According to HUD rules, at least 25 percent of the funds appropriated for the purchase and redevelopment of abandoned or foreclosed homes or residential properties must be used to house individuals or families whose incomes do not exceed 50 percent of the area median income and all funds must be used for individuals and families earning less than 120 percent of area median income
Eligible uses include, but are not limited to:
* Establish financing mechanisms for purchase and redevelopment of foreclosed homes and residential properties;
* Purchase and rehabilitate homes and residential properties abandoned or foreclosed;
* Establish land banks for foreclosed homes;
* Demolish blighted structures;
* Redevelop demolished or vacant properties
In the wake of the debate over $700 billion to save Wall Street from its own excesses, the $3.9 billion provided to cities, counties, and states to intervene in the foreclosure crisis seems like little more than spare change.
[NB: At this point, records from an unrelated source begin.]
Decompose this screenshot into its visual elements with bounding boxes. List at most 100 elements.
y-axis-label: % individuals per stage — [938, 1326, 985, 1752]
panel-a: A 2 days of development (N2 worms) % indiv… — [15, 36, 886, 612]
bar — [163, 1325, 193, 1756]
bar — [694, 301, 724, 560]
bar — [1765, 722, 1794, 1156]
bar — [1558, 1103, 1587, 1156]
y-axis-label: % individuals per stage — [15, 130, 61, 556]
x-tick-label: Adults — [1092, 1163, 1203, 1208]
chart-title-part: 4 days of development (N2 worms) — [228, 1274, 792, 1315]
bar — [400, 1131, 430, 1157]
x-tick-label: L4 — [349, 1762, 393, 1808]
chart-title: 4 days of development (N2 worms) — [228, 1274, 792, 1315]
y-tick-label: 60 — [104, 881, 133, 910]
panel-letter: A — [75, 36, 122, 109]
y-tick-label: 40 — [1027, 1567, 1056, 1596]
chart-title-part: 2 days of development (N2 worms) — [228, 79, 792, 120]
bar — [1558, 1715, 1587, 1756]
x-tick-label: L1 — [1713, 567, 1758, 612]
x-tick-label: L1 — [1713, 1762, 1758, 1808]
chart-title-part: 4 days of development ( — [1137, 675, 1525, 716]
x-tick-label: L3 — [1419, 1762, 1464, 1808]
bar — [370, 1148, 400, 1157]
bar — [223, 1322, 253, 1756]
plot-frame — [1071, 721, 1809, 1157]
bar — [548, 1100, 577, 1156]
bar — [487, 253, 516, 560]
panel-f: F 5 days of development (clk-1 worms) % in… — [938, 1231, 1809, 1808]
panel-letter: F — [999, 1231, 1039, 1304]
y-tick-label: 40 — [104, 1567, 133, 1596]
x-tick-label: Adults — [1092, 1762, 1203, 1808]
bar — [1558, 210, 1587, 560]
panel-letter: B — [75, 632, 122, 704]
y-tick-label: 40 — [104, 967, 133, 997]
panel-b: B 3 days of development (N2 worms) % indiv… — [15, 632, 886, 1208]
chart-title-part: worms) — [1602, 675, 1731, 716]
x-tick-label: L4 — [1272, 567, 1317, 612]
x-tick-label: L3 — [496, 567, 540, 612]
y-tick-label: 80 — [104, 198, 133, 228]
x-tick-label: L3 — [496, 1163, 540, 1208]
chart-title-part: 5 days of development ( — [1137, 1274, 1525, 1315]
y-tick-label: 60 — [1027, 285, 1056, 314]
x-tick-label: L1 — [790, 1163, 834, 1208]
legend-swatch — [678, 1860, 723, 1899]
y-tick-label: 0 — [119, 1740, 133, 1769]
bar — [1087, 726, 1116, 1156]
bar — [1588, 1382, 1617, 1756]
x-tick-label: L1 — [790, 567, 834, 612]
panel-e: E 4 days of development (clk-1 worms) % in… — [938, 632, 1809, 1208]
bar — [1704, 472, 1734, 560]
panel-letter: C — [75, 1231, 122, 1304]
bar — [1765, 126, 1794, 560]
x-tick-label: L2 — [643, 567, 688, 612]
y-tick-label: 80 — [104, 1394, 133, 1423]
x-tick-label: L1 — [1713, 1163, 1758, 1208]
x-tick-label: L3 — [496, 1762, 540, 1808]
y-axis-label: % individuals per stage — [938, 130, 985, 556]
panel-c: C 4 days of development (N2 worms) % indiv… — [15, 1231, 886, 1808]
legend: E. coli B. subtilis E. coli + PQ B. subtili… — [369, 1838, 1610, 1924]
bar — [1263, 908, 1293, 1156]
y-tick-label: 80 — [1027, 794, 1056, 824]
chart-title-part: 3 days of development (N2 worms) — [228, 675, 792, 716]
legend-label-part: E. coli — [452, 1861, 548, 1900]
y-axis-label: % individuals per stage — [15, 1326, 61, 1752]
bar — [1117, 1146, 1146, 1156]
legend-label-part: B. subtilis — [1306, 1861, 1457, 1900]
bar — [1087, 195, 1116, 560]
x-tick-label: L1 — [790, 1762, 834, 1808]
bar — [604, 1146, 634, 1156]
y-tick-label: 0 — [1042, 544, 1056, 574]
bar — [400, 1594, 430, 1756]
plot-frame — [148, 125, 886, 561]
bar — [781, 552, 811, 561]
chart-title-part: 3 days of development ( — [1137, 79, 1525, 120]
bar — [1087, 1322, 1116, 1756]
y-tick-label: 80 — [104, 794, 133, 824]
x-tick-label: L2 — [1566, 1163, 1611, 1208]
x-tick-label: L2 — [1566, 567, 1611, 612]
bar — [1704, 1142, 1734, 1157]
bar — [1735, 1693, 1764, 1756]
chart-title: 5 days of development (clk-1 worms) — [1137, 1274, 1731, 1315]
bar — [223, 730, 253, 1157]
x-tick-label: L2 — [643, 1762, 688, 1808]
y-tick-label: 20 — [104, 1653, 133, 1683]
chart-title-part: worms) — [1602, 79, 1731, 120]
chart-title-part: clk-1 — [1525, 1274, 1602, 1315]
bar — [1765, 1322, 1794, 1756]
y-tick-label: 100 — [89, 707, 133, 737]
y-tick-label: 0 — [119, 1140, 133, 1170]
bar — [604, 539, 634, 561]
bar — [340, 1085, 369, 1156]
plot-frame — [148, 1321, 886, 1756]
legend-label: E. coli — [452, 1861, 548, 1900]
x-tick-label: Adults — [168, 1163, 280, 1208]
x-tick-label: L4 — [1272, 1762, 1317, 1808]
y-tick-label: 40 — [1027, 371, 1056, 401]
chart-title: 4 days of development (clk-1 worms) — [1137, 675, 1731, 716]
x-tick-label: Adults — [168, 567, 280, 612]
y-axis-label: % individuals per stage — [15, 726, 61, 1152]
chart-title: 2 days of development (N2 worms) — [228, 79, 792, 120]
For instance, the city of Cleveland, Ohio, one of the cities hardest hit by foreclosure (with a 12.7% foreclosure rate (!) according to HUD) gets a little over $16 million.
Still, this is an important opportunity for community wealth builders to design effective strategies to clear vacant land, organize the vacant land in land banks for productive use, and develop a long term vision, so that money spent now may seed efforts for the benefit of long-term community building. As the comments section of this column from a Cleveland Plain Dealer blog makes clear, skeptics abound. But if cities use appropriate community wealth building techniques, then they can counter this skepticism. A good set of resources to get started on designing programs that can work in your community can be found at this National Vacant Properties Coalition site. The organization also maintains a very useful collection of general resources about community foreclosure prevention and intervention efforts here.